You are given two ListNodes of a doubly linked list. Write a function pop_tail which removes the tail of the linked list in $O(1)$ time. Return the head and tail of the linked list as a list. If the linked list is empty after removal, return None.

A ListNode is defined as:

class ListNode:
	value: ListNode = None
  next: ListNode = None
  prev: ListNode = None

Example:

Input:

3 -> 2 -> 4 -> 5 -> 7
head = ListNode(3)
tail = ListNode(7)

Output:

def pop_tail(head: ListNode, tail:ListNode) -> [ListNode(3), ListNode(5)]

Solution

The solution to this problem is rather elegant. First, to ensure that our algorithm is $O(1)$, all we need to do is to never have any operations that iterate through the entire list. To do that, we must leverage the fact that our linked list is a doubly linked list.

First, we must set the node before our tail as the new tail. To make sure that it is indeed the tail, we should remove the old tail’s reference on node_before_tail.next and set it to None.

Lastly, all we need to make sure is handle the edge case where the list turns empty after removing the tail. All you need to notice is that a list with one element basically has their head node be the same as their tail node. All you need to due is check for their equality and return None if they are equal (as essentially, the list is now empty).
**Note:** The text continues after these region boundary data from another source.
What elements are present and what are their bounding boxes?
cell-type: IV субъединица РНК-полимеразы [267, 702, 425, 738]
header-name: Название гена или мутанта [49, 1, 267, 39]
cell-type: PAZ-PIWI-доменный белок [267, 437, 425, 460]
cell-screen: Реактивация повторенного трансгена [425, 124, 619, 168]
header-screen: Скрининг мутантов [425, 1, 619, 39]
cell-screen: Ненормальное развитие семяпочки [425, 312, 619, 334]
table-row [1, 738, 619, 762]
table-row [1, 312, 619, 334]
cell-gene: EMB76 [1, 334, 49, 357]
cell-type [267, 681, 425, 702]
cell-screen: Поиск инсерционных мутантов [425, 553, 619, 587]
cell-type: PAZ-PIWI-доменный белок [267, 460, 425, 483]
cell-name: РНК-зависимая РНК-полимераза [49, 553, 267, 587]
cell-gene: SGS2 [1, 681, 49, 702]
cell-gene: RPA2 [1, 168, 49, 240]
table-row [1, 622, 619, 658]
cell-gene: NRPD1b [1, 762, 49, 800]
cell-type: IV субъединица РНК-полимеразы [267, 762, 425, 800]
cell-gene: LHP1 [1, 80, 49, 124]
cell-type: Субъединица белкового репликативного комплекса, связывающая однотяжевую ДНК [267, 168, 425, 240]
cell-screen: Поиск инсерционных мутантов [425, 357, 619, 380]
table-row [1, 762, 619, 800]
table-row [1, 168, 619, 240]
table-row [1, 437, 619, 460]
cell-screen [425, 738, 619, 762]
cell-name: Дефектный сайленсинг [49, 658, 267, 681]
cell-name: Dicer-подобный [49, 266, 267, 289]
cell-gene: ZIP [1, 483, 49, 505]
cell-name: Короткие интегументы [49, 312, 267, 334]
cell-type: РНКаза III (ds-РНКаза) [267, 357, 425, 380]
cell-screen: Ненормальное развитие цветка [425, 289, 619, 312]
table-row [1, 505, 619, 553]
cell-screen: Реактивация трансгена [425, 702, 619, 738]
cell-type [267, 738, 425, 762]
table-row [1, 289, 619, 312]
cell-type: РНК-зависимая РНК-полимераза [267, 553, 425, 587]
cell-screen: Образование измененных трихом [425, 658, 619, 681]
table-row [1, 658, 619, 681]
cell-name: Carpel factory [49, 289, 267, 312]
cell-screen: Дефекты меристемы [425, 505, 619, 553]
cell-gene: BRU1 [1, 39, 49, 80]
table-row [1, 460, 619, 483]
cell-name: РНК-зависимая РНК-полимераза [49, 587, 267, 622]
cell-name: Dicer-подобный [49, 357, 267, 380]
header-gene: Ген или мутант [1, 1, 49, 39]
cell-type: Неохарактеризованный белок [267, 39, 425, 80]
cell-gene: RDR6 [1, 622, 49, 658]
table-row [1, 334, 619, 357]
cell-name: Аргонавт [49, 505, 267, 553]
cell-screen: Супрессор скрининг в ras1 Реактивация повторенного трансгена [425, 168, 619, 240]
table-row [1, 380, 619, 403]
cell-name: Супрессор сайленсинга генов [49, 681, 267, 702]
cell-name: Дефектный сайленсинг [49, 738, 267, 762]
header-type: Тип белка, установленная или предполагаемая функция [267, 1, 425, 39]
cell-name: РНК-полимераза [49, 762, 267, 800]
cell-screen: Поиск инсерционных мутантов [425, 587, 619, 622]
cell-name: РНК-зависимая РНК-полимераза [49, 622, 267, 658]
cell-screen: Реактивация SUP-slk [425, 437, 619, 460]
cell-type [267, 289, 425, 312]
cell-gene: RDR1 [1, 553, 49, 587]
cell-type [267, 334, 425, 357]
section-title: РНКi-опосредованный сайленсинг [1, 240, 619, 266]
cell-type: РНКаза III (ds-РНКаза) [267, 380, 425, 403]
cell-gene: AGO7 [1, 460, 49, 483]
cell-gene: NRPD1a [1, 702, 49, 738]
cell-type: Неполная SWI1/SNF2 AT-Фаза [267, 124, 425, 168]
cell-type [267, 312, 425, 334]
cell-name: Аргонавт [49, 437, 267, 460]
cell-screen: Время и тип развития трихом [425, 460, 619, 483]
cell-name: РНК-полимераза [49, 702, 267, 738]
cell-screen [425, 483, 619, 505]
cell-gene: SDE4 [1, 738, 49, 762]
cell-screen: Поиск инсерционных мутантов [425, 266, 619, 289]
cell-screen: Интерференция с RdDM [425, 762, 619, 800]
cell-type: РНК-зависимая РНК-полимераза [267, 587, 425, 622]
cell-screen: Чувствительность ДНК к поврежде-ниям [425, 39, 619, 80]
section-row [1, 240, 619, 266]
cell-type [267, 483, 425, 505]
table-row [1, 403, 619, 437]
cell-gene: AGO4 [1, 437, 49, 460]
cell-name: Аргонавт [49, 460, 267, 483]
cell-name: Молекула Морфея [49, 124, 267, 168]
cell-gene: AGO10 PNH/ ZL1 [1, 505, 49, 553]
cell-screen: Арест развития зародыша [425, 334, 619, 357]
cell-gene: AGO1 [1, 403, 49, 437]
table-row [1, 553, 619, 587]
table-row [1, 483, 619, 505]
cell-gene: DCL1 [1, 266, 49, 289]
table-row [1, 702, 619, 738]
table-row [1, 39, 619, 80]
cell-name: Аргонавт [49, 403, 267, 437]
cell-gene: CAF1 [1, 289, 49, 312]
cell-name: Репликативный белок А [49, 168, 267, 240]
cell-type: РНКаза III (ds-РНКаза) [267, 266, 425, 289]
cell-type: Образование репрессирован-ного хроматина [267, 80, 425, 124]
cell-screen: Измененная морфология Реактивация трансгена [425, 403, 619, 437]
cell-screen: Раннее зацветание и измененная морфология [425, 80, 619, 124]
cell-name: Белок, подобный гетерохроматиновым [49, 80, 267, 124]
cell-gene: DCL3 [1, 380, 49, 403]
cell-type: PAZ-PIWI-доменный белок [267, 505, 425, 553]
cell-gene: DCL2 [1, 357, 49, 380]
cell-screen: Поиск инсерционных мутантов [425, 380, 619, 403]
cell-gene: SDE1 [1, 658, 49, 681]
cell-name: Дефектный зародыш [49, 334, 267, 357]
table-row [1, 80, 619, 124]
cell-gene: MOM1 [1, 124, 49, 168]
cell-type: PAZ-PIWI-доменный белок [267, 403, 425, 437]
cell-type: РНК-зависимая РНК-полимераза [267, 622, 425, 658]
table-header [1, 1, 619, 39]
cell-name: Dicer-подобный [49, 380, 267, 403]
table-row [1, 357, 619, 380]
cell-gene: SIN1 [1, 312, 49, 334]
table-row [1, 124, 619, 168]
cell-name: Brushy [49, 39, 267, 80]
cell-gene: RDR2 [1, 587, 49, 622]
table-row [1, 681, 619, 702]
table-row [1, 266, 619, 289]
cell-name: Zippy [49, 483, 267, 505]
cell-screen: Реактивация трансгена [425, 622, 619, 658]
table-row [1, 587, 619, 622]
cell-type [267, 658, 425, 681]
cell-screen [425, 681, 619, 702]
def pop_tail(head: ListNode, tail:ListNode) -> [ListNode, ListNode]:
    # Let's check if the head is the same as the tail node.
    # If it is, we know that our list only has one element.

    if head is tail:
      return None

    # else, let's try to remove the tail
    node_before_tail = tail.prev
    node_before_tail.next = None # remove the tail from the link
    return [head, node_before_tail]